Comment by klodolph
6 hours ago
What are you doing with TTL logic in 2026, out of curiosity?
(I’m not saying it’s not used, but the only thing I’d use TTL for is building old circuits out of the Forrest Mims books.)
6 hours ago
What are you doing with TTL logic in 2026, out of curiosity?
(I’m not saying it’s not used, but the only thing I’d use TTL for is building old circuits out of the Forrest Mims books.)
Reasonable question and hopefully an interesting answer...
The simple lack of reasons to use TTL logic in 2026 was exactly why I didn't know what the deal was. It'd never come up, but I'd see it referenced.
I'm self-taught and in defiance of the people who insist that LLMs turn our brains to passive mush, the more things I learn the more things I have to be curious about.
LLMs remove the gatekeeping around asking "simple" questions that tend to make EEs roll their eyes.
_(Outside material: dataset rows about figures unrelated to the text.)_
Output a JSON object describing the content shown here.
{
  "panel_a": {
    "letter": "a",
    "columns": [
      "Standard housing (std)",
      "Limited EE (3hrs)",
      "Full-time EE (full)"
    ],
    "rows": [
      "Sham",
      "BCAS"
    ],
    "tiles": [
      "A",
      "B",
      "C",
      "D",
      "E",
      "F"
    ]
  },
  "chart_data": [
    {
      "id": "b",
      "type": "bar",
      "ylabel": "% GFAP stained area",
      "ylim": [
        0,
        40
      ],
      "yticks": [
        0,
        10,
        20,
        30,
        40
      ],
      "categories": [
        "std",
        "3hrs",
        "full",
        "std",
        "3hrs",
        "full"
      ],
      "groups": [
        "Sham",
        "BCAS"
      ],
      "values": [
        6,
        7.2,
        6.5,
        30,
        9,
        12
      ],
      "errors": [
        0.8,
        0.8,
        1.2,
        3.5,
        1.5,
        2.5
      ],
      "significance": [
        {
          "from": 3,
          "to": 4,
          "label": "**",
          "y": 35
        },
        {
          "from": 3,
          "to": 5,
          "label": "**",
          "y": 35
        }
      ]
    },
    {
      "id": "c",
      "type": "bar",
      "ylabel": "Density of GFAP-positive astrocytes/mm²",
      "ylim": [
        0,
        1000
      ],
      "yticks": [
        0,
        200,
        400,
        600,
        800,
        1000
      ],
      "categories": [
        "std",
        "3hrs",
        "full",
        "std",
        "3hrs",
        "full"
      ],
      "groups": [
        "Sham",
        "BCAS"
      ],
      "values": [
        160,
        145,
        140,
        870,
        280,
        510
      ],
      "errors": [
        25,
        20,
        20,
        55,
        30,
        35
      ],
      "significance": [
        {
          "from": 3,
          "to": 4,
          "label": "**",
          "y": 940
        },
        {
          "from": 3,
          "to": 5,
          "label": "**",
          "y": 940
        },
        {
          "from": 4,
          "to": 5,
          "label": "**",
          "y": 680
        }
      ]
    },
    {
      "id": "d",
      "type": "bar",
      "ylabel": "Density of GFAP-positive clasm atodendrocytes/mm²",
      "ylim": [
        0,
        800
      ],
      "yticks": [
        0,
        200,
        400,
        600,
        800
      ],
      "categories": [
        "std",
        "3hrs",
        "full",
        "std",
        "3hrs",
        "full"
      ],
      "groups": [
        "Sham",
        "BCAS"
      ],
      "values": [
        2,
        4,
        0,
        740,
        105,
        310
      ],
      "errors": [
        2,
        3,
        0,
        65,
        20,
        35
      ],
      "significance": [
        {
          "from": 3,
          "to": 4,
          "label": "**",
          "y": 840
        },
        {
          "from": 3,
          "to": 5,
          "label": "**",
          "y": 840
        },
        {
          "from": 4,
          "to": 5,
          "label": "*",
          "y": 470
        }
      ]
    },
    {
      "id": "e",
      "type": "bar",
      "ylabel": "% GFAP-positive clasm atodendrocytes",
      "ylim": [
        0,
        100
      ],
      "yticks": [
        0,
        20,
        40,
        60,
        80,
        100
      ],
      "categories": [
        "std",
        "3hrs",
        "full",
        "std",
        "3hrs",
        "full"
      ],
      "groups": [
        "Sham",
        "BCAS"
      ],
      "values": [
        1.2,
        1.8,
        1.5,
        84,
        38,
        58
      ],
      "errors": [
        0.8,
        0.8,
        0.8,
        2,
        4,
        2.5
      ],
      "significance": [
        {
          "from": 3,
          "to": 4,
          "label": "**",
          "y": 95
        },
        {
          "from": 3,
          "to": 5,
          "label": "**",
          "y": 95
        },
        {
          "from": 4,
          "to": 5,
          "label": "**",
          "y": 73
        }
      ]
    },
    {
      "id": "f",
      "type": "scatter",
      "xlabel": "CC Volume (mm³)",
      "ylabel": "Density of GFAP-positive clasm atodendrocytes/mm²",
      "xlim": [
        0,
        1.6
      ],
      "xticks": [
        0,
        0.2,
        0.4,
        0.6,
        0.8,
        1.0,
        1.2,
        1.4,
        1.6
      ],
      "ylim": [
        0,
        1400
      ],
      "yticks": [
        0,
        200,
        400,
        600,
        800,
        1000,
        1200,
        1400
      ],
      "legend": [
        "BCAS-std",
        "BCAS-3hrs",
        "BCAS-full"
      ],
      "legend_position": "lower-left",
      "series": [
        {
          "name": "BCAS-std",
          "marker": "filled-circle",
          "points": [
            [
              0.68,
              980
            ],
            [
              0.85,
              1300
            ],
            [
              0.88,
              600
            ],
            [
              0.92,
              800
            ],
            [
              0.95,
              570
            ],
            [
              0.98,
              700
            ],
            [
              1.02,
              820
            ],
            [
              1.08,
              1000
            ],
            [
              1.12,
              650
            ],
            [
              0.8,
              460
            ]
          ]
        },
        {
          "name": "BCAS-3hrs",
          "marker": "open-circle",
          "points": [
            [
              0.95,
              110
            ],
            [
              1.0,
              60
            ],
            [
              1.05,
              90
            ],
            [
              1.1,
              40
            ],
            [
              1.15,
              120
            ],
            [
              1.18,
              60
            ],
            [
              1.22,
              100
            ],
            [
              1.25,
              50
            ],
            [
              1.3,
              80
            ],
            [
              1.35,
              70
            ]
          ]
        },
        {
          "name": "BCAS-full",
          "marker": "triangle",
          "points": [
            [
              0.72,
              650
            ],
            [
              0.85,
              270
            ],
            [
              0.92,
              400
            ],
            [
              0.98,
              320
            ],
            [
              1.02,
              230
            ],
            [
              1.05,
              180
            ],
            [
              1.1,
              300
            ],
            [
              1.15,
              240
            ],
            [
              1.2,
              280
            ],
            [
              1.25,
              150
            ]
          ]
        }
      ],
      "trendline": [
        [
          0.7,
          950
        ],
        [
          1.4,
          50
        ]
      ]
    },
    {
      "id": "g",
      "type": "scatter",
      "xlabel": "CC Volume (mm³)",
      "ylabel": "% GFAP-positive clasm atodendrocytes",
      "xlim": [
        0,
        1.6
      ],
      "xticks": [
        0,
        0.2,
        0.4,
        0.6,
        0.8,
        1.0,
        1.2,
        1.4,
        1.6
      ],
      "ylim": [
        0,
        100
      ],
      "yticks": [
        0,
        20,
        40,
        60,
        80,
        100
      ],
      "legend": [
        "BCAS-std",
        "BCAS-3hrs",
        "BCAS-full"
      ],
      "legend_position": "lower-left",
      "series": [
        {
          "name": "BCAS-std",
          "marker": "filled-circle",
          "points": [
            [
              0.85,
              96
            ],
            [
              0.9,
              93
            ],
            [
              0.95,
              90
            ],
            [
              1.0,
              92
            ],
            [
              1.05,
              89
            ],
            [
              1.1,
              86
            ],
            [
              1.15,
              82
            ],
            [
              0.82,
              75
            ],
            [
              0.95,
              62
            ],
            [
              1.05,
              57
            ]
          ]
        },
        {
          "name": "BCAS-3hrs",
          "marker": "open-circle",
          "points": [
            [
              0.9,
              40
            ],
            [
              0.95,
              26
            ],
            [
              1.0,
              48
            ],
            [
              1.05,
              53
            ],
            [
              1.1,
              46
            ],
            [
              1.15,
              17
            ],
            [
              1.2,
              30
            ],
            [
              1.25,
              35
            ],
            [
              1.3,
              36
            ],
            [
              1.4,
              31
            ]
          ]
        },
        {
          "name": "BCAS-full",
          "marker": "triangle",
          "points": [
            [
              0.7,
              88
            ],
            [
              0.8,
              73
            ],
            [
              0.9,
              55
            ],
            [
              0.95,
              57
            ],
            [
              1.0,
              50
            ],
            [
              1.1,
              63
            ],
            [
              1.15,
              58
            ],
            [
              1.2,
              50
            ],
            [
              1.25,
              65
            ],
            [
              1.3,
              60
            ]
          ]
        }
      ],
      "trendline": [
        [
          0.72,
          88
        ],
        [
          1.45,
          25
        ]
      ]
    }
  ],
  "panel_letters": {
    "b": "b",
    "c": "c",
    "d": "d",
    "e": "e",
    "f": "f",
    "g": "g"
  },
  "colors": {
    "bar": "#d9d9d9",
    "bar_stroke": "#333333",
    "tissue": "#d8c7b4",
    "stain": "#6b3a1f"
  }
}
I didn't know, so I asked and now I know!
What was the answer?
I’m just curious at this point about what the quality of the answer is, just because you made a point about LLM use not turning your brain into mush.
I’ve not really used LLMs to answer questions, since it hasn’t gotten me the answers I wanted, but maybe I’m just set in my ways.
I'm actually pretty thrilled that you asked, because I think that this chat is an extremely solid example of LLM usage in the EE domain, and I'm happy to share.
https://chatgpt.com/share/69a184b0-7c38-8012-b36d-c3f2cefc13...
I definitely led some questions to try and squeeze new-to-me perspectives out of it; for example, there could be tricks that make the active high variant more useful in some scenarios.
I think it does a good job of surfacing adjacent questions you might not realize you were eager to ask, as well as showing how it's able to critically evaluate real-world part suitability. I do find that ChatGPT in particular does better with a screengrab of the most likely parts vs a URL to the search engine.